The number of children living in households with one or more of the ‘toxic trio’ of domestic violence, dependence on drink or drugs, and poor mental health, is identified:
- 1 million children under 18 live with an adult experiencing at least one of the issues, including 690,000 children aged 5 or under.
- 471,000 children live with an adult experiencing two of the issues, including 159,000 children aged 5 or under.
- 103,000 children live with an adult who is experiencing all three issues simultaneously. This includes 52,000 children aged 5 or under.
The report estimates the cost of late intervention to support children affected by the ‘toxic trio’ to be £17 billion per year, which is just the immediate costs when acute and statutory services have to step in to pick up the pieces.
The report makes a strong case for early intervention as it is much less costly.
The report also looks at how children manage their situations, with children citing music and reading and afterschool clubs as ways they cope with the impacts of the toxic trio.
Global Teacher Prize winner launches Artists in Residence programme
Andria Zafirakou, winner of the Global Teacher Prize of a million dollars, announced at the end of June that she is using the money to found an Artists in Residence programme to fund artists in residence in London schools.

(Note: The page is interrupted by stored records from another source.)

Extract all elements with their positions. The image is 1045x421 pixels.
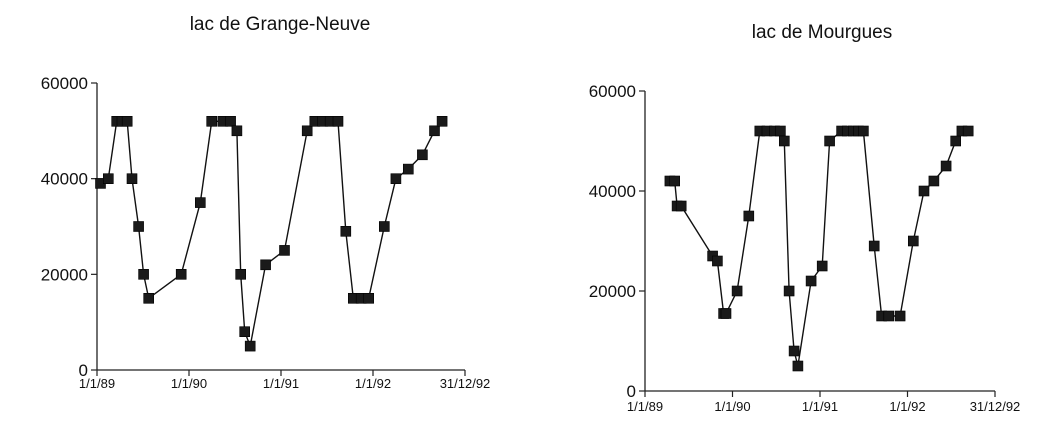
data-point bbox=[918, 185, 930, 197]
y-tick-label: 40000 bbox=[589, 182, 636, 201]
data-point bbox=[244, 340, 256, 352]
data-point bbox=[133, 221, 144, 232]
data-point bbox=[792, 360, 804, 372]
x-ticks: 1/1/89 1/1/90 1/1/91 1/1/92 31/12/92 bbox=[79, 370, 490, 391]
data-point bbox=[775, 125, 786, 137]
data-point bbox=[816, 260, 828, 272]
x-tick-label: 1/1/91 bbox=[263, 376, 299, 391]
data-point bbox=[950, 135, 962, 147]
y-tick-label: 40000 bbox=[41, 170, 88, 189]
data-point bbox=[883, 310, 895, 322]
data-point bbox=[778, 135, 790, 147]
data-point bbox=[824, 135, 835, 147]
data-point bbox=[332, 116, 344, 127]
x-ticks: 1/1/89 1/1/90 1/1/91 1/1/92 31/12/92 bbox=[627, 391, 1020, 414]
chart-title: lac de Grange-Neuve bbox=[190, 14, 371, 35]
data-point bbox=[121, 116, 133, 127]
data-point bbox=[206, 116, 217, 127]
data-point bbox=[417, 149, 428, 161]
data-point bbox=[195, 197, 206, 208]
chart-grange-neuve: lac de Grange-Neuve 0 20000 40000 60000 1/1… bbox=[41, 14, 491, 391]
x-tick-label: 1/1/89 bbox=[627, 399, 663, 414]
y-tick-label: 0 bbox=[79, 361, 88, 380]
data-point bbox=[175, 268, 187, 280]
data-point bbox=[301, 125, 313, 137]
series-mourgues bbox=[664, 125, 974, 372]
data-point bbox=[783, 285, 795, 297]
y-tick-label: 60000 bbox=[589, 82, 636, 101]
data-point bbox=[712, 255, 723, 267]
data-point bbox=[126, 173, 138, 184]
data-point bbox=[363, 292, 375, 304]
x-tick-label: 1/1/90 bbox=[171, 376, 207, 391]
series-grange-neuve bbox=[95, 116, 448, 352]
y-tick-label: 20000 bbox=[41, 265, 88, 284]
x-tick-label: 31/12/92 bbox=[970, 399, 1021, 414]
data-point bbox=[231, 125, 243, 137]
x-tick-label: 1/1/91 bbox=[802, 399, 838, 414]
data-point bbox=[436, 116, 448, 127]
data-point bbox=[868, 240, 880, 252]
data-point bbox=[260, 259, 271, 271]
data-point bbox=[279, 245, 290, 256]
series-line bbox=[669, 130, 969, 367]
x-tick-label: 1/1/89 bbox=[79, 376, 115, 391]
x-tick-label: 1/1/92 bbox=[355, 376, 391, 391]
data-point bbox=[940, 160, 952, 172]
x-tick-label: 1/1/92 bbox=[889, 399, 925, 414]
data-point bbox=[805, 275, 817, 287]
data-point bbox=[143, 292, 154, 304]
data-point bbox=[788, 345, 800, 357]
x-tick-label: 31/12/92 bbox=[440, 376, 491, 391]
y-tick-label: 0 bbox=[627, 382, 636, 401]
data-point bbox=[894, 310, 906, 322]
data-point bbox=[675, 200, 687, 212]
series-line bbox=[100, 120, 443, 349]
data-point bbox=[720, 308, 732, 319]
data-point bbox=[225, 116, 236, 127]
data-point bbox=[340, 226, 352, 237]
data-point bbox=[103, 173, 114, 184]
data-point bbox=[239, 326, 250, 338]
data-point bbox=[743, 210, 755, 222]
data-point bbox=[962, 125, 974, 137]
data-point bbox=[907, 235, 919, 247]
y-tick-label: 20000 bbox=[589, 282, 636, 301]
y-tick-label: 60000 bbox=[41, 74, 88, 93]
data-point bbox=[235, 268, 246, 280]
y-ticks: 0 20000 40000 60000 bbox=[589, 82, 645, 401]
data-point bbox=[402, 163, 414, 175]
data-point bbox=[928, 175, 940, 187]
data-point bbox=[731, 285, 743, 297]
chart-title: lac de Mourgues bbox=[752, 22, 892, 43]
y-ticks: 0 20000 40000 60000 bbox=[41, 74, 97, 380]
data-point bbox=[429, 125, 440, 137]
data-point bbox=[669, 175, 681, 187]
x-tick-label: 1/1/90 bbox=[714, 399, 750, 414]
data-point bbox=[378, 221, 390, 232]
data-point bbox=[390, 173, 402, 184]
data-point bbox=[858, 125, 869, 137]
data-point bbox=[138, 268, 149, 280]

Read about the launch in the Guardian and Evening Standard.
Ahead of the school holidays perhaps take a moment to consider your own wellbeing? For inspiration read about how one school in partnership with A New Direction is using the arts to address teacher wellbeing.
Happy Birthday to Action for Children's Arts
August 4 marks the 20th birthday of Action for Children's Arts. They are celebrating with an event at the National Theatre and the launch of new plans for arts engagement for children.